How these theological and scriptural influences informed Luther’s conflict with papal authority will be examined. As has often been remarked, Luther did not set out to attack the papal church. Nevertheless, his Ninety-Five Theses (1517), which questioned the theology and practice surrounding the sale of indulgences, invited questions of papal authority with respect to money, the penitential system, and the afterlife. Early opponents of Luther like Sylvester Prierias and John Eck quickly identified such affronts to the authority of the church hierarchy and its dominant theologies, turning the discussion of indulgences into a broader controversy about papal authority. With writings including To the Christian Nobility of the German Nation concerning the Reform of the Christian Estate and Prelude on the Babylonian Captivity of the Church (both written in 1520), Luther confirmed the depth of his critique, which further escalated issues of authority related to theology, biblical interpretation, ecclesiology, and politics.
By what authority could an Augustinian brother and small-town university professor make such bold assertions? Luther believed that his job to serve as pastor and professor made him duty-bound to focus on central matters of faith, even if the institutional church opposed his insights. His method of biblical interpretation and view of church authority extended to reforms concerning “the office of the keys,” a historical term that, in a broad sense, describes the scriptural foundations of authority within the church and, more narrowly, refers to the particular means by which sins are forgiven through the church’s ministry.

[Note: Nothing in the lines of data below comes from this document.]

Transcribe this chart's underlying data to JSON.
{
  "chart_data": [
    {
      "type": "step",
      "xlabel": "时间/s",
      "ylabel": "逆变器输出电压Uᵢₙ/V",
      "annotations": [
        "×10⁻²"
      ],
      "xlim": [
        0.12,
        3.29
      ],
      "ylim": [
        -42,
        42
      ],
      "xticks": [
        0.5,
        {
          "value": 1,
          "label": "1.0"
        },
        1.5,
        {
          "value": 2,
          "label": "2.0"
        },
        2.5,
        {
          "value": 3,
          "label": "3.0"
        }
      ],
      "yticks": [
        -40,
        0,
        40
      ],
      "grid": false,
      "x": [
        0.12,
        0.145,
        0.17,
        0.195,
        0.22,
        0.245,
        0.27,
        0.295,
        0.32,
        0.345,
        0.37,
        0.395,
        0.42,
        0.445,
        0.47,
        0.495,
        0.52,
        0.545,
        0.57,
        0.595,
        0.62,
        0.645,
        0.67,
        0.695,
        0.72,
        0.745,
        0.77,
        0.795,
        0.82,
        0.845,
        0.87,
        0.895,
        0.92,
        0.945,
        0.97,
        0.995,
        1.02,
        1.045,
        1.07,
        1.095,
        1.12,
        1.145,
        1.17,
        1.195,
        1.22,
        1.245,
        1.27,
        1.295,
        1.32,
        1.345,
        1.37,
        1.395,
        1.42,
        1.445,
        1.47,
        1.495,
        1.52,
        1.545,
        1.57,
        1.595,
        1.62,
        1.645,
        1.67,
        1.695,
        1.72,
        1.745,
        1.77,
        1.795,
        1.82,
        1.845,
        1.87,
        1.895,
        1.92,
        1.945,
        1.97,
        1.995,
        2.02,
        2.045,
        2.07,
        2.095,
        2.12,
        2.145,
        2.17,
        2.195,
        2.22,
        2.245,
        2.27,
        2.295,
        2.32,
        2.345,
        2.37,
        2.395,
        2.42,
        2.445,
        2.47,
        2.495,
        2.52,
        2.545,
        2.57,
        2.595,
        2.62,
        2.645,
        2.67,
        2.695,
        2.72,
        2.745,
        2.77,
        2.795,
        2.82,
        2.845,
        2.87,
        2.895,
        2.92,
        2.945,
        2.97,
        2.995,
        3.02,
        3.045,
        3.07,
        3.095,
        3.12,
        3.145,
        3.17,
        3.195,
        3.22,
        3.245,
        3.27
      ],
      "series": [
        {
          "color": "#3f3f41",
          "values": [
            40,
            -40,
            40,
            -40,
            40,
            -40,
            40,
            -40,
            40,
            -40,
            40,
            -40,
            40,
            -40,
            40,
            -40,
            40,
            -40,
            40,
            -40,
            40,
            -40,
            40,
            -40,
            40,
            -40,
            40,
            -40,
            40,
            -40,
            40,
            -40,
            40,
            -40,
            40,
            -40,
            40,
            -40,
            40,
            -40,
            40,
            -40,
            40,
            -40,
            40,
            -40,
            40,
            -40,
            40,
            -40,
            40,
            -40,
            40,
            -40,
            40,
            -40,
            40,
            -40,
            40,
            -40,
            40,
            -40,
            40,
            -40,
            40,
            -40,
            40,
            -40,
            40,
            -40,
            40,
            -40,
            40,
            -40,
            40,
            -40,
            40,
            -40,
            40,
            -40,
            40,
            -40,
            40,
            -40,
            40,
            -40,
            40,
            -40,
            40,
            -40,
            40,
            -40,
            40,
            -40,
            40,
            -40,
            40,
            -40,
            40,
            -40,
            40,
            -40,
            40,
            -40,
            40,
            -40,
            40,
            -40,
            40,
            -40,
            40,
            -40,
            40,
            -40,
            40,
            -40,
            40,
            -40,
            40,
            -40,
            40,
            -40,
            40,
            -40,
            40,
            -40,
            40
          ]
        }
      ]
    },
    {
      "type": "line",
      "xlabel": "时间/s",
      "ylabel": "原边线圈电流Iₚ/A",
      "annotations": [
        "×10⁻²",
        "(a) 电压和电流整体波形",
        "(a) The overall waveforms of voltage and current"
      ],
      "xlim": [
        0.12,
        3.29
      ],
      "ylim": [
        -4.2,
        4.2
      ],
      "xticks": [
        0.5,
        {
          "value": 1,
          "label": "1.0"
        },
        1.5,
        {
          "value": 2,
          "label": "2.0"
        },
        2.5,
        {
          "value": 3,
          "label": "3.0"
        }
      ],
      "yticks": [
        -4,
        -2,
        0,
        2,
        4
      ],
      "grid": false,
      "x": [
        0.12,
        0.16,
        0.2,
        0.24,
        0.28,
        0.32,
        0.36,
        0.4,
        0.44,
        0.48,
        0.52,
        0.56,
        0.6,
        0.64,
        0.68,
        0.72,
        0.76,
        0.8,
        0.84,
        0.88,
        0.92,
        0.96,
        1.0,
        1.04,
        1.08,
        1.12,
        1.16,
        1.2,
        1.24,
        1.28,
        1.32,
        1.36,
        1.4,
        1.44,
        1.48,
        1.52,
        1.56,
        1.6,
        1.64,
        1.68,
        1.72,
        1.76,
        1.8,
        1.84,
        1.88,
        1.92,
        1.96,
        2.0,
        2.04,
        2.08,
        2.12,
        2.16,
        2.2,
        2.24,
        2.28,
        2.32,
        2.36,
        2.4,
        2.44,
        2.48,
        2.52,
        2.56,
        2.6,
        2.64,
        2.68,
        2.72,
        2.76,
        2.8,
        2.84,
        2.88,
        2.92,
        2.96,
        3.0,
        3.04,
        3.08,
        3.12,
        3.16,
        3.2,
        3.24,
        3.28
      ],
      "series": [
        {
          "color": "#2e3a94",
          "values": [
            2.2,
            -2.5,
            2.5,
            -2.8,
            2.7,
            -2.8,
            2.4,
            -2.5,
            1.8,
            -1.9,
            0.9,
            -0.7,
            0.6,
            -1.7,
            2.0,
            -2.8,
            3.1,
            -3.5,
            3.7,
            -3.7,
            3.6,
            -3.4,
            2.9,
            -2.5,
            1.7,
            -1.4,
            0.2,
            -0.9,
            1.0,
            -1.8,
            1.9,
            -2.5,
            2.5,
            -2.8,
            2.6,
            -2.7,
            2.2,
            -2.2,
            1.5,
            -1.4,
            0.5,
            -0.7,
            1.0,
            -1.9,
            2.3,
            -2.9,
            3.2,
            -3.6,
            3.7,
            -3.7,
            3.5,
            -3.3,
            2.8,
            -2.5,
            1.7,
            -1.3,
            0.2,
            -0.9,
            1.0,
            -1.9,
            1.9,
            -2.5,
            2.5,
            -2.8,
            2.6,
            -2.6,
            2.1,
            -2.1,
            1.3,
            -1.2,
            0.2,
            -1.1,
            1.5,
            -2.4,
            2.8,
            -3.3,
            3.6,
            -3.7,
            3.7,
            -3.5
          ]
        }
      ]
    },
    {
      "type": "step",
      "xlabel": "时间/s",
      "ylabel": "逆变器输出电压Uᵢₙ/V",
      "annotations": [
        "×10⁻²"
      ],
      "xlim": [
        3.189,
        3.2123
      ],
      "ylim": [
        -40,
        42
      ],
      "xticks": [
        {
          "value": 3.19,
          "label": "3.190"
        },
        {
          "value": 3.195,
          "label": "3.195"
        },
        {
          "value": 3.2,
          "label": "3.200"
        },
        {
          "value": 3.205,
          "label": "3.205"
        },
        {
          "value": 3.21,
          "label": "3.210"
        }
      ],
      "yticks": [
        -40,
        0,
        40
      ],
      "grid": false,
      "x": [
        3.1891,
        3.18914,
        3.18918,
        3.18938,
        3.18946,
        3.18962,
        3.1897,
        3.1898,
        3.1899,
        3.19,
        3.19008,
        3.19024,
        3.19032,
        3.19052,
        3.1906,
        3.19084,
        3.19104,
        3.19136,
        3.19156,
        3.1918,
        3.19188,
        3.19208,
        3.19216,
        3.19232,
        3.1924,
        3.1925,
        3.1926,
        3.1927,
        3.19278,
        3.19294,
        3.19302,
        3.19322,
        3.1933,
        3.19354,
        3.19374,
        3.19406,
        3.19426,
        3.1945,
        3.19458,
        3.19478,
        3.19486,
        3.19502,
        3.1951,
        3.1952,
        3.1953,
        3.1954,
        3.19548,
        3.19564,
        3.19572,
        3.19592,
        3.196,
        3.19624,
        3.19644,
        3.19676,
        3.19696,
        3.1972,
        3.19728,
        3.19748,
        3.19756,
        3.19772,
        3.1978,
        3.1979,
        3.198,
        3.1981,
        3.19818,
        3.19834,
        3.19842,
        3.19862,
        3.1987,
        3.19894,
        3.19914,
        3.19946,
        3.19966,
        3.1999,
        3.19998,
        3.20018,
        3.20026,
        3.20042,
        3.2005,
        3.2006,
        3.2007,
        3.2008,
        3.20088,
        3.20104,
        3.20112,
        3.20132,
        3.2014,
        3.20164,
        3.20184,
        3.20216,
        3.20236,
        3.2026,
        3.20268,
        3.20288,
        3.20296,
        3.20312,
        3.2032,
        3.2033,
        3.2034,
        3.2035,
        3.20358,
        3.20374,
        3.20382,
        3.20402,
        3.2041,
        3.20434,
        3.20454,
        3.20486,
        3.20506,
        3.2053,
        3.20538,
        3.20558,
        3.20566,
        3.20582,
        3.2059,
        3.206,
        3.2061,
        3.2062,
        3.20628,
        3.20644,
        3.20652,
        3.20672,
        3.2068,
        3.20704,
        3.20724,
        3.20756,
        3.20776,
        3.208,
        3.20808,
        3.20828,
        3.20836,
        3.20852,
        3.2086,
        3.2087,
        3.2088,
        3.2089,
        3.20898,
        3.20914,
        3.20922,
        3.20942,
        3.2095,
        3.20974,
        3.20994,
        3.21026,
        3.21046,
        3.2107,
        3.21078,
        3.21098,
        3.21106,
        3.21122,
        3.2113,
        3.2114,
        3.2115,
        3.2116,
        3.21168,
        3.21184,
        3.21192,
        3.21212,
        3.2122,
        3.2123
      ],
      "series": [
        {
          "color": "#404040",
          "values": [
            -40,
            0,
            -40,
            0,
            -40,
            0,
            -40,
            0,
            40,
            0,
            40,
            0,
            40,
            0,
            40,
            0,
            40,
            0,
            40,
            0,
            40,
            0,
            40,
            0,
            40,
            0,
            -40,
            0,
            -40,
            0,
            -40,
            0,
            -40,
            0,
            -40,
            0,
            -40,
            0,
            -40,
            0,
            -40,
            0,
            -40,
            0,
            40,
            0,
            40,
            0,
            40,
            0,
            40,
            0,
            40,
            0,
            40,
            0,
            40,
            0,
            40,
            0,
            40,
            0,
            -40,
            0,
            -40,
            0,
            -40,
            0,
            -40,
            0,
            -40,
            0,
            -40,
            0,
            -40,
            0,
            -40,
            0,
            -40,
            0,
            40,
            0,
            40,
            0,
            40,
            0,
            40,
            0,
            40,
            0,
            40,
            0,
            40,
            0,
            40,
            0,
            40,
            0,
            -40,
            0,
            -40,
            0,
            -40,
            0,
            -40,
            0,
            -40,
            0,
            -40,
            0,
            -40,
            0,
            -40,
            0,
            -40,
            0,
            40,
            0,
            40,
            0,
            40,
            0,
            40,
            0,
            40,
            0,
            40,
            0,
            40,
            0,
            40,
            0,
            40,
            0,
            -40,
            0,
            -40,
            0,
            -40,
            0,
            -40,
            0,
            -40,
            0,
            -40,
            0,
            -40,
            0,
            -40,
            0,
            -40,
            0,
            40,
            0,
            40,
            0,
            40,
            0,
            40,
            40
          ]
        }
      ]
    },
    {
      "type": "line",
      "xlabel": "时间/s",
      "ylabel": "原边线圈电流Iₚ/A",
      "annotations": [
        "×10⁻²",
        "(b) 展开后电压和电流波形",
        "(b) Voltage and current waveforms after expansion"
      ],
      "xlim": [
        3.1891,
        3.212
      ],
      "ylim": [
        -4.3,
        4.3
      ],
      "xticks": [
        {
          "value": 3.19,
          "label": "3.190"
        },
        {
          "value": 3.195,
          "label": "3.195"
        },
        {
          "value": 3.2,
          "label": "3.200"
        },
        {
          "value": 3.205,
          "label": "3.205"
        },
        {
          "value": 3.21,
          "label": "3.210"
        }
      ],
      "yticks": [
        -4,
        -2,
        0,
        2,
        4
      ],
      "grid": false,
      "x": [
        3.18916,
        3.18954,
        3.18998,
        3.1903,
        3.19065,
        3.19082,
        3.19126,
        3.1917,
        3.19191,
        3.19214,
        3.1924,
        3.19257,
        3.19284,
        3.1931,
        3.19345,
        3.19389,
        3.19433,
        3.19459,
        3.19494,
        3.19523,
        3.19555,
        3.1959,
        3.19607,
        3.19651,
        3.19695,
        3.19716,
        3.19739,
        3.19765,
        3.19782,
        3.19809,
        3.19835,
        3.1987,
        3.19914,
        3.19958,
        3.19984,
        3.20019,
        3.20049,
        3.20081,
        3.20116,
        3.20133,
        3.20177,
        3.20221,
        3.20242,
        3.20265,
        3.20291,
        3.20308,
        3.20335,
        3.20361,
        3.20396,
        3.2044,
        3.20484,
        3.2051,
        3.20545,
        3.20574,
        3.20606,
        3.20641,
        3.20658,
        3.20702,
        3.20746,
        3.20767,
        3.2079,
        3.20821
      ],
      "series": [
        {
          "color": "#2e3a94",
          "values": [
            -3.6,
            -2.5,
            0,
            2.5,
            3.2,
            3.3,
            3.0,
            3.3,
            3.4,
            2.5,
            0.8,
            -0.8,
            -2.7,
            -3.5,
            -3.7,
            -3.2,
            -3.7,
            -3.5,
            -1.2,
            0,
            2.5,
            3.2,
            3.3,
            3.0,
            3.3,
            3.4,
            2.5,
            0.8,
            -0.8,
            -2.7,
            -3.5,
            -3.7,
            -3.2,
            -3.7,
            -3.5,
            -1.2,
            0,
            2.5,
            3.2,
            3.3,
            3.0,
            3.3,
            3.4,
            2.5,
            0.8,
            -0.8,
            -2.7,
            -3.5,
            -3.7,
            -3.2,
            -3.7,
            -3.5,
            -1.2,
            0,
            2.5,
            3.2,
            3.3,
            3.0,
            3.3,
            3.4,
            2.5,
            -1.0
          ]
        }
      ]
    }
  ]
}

Finally, these challenges took place in the context of a politically established European Christianity known as “Christendom.” Luther therefore also addressed how the spiritual message of the gospel related to the political realities of his day. His approach to this topic—also visible in the work of his colleague Philip Melanchthon—offers a perspective that is at once specific to the early modern period and stands as an enduring contribution to European political theory. In summary, Luther’s multifaceted engagement with questions of authority provides a fascinating matrix through which to explore and understand his work.